When our habitual concern suddenly is threatened, we are reminded that this was the only reality, we had
A european experience for sure, these cityscapes are marked by that the zones of the hustle and bustle right next to the dead lenses. But how melancholy some of the wings was disrupted, they were not post-war with the assurance that the worst was behind us. The future could only be brighter. Today, the vitality slowly slipped over in the idea that the security that we grew up with is already history. A range of unpleasant days ahead of us.
suddenly is threatened, we are reminded that this was the only reality we had. It doesn't matter if you live near first church was built or a stone's throw from Mosebacke. The changes affect one, in the same way. Out in the country looking at the gnarled äppleträden, which fruit is long-just enough to musts, and wondering how many seasons the bees will return. And in the cities it happens, just as you sneddar over a square you passed a thousand times before, that even the most brutal betongarkitekturens worst excesses fills one with tenderness; a empathy for the actual space of the city.
In may, it is fifteen years since I moved to Stockholm. The first time, I remember above all the horrific moments in late January, and december, when the afternoon turned to evening, and the daughter went lap after lap along the ice skating rink at Medborgarplatsen.
I would have frozen to death there and then, a victim of the siberian gusts, if I do not each time been rescued by friendly strangers.
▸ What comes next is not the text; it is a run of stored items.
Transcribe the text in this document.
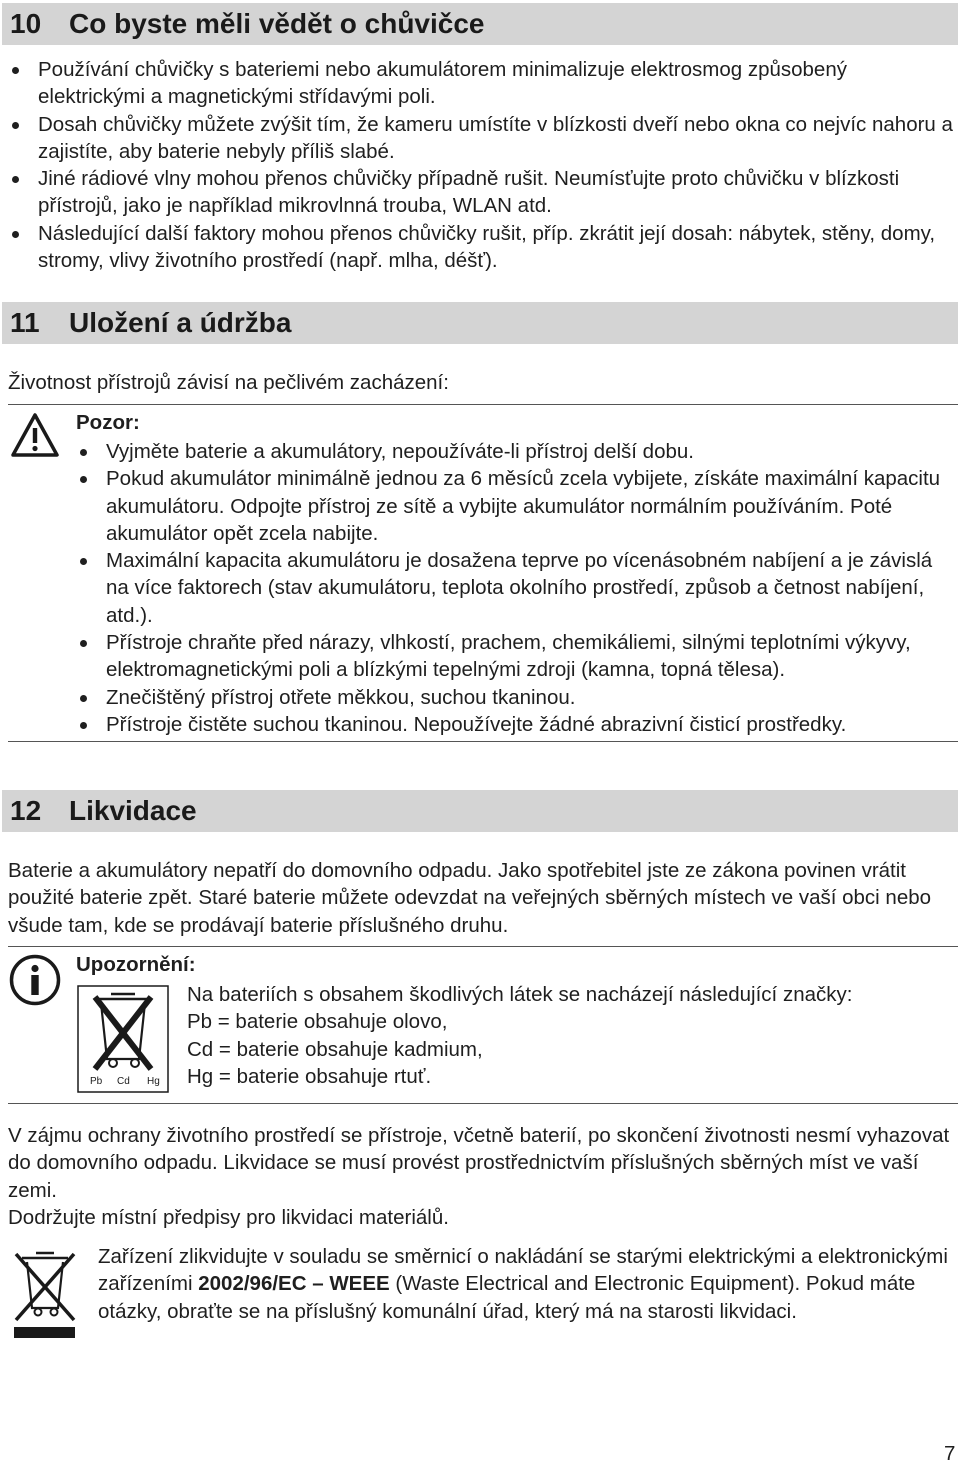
10 Co byste měli vědět o chůvičce
Používání chůvičky s bateriemi nebo akumulátorem minimalizuje elektrosmog způsobený elektrickými a magnetickými střídavými poli.
Dosah chůvičky můžete zvýšit tím, že kameru umístíte v blízkosti dveří nebo okna co nejvíc nahoru a zajistíte, aby baterie nebyly příliš slabé.
Jiné rádiové vlny mohou přenos chůvičky případně rušit. Neumísťujte proto chůvičku v blízkosti přístrojů, jako je například mikrovlnná trouba, WLAN atd.
Následující další faktory mohou přenos chůvičky rušit, příp. zkrátit její dosah: nábytek, stěny, domy, stromy, vlivy životního prostředí (např. mlha, déšť).
11 Uložení a údržba

Životnost přístrojů závisí na pečlivém zacházení:

Pozor:
Vyjměte baterie a akumulátory, nepoužíváte-li přístroj delší dobu.
Pokud akumulátor minimálně jednou za 6 měsíců zcela vybijete, získáte maximální kapacitu akumulátoru. Odpojte přístroj ze sítě a vybijte akumulátor normálním používáním. Poté akumulátor opět zcela nabijte.
Maximální kapacita akumulátoru je dosažena teprve po vícenásobném nabíjení a je závislá na více faktorech (stav akumulátoru, teplota okolního prostředí, způsob a četnost nabíjení, atd.).
Přístroje chraňte před nárazy, vlhkostí, prachem, chemikáliemi, silnými teplotními výkyvy, elektromagnetickými poli a blízkými tepelnými zdroji (kamna, topná tělesa).
Znečištěný přístroj otřete měkkou, suchou tkaninou.
Přístroje čistěte suchou tkaninou. Nepoužívejte žádné abrazivní čisticí prostředky.
12 Likvidace

Baterie a akumulátory nepatří do domovního odpadu. Jako spotřebitel jste ze zákona povinen vrátit použité baterie zpět. Staré baterie můžete odevzdat na veřejných sběrných místech ve vaší obci nebo všude tam, kde se prodávají baterie příslušného druhu.

Upozornění:
Pb Cd Hg

Na bateriích s obsahem škodlivých látek se nacházejí následující značky:

Pb = baterie obsahuje olovo,

Cd = baterie obsahuje kadmium,

Hg = baterie obsahuje rtuť.

V zájmu ochrany životního prostředí se přístroje, včetně baterií, po skončení životnosti nesmí vyhazovat do domovního odpadu. Likvidace se musí provést prostřednictvím příslušných sběrných míst ve vaší zemi.

Dodržujte místní předpisy pro likvidaci materiálů.

Zařízení zlikvidujte v souladu se směrnicí o nakládání se starými elektrickými a elektronickými zařízeními 2002/96/EC – WEEE (Waste Electrical and Electronic Equipment). Pokud máte otázky, obraťte se na příslušný komunální úřad, který má na starosti likvidaci.

7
There was a certain kind of older men who always used to come up and after a tentative introduction, ”Chilly today”, without mediation went on to tell a single story. To me, they must have identified as nonresidential, for what they wanted to talk about was always about the neighbourhood transformations. In particular frambesvor the South of the station area, the wild place it had been and so far-reaching.
where the impulse to inform a new arrival, during the visible city, there was another map, the whole block, perhaps, that now was gone but lived on in the memory, is also a part of the urban identity. Cities change constantly, and as you age occurs inevitably disparities, our internal street system differs from the stadsplanerarnas, our compasses pointing towards the places younger people can't see.
Maybe it is ourselves we discover when we walk under the arches of Notre-Dame,
The wedges of the present folktribuner than trying to drive in between the country and the city, between the riders and elsparkcyklar, are these experiences common. You don't have to travel further than to The villages to experience the same testimony of all who have disappeared. People stop at the mailbox and pointing out everything that no longer exists, was the bakery low and the village school, where the shoemaker was, and to the fewer rucklet gone in the fork until very recently was the local grocer.
us places where we were. And living a double life where we are moving as much in the past as in the present. Perhaps it was always so. But today, when so much demands our attention, the past can seem more fragile than before, a mirage that appears only sometimes and that we miss when it was gone for a long time. And then we pack the bags and depart to places like Rome and Paris, the eternal cities, where we believe that history will receive us with outstretched arms.
Perhaps it is ourselves we discover when we walk under the arches of Notre-Dame. And therefore, they need to be rescued from the eldhavet, Christ's crown of thorns, the nails from the cross, the relics of the saint whose name we have forgotten but which affect us in the moment they threaten to disappear.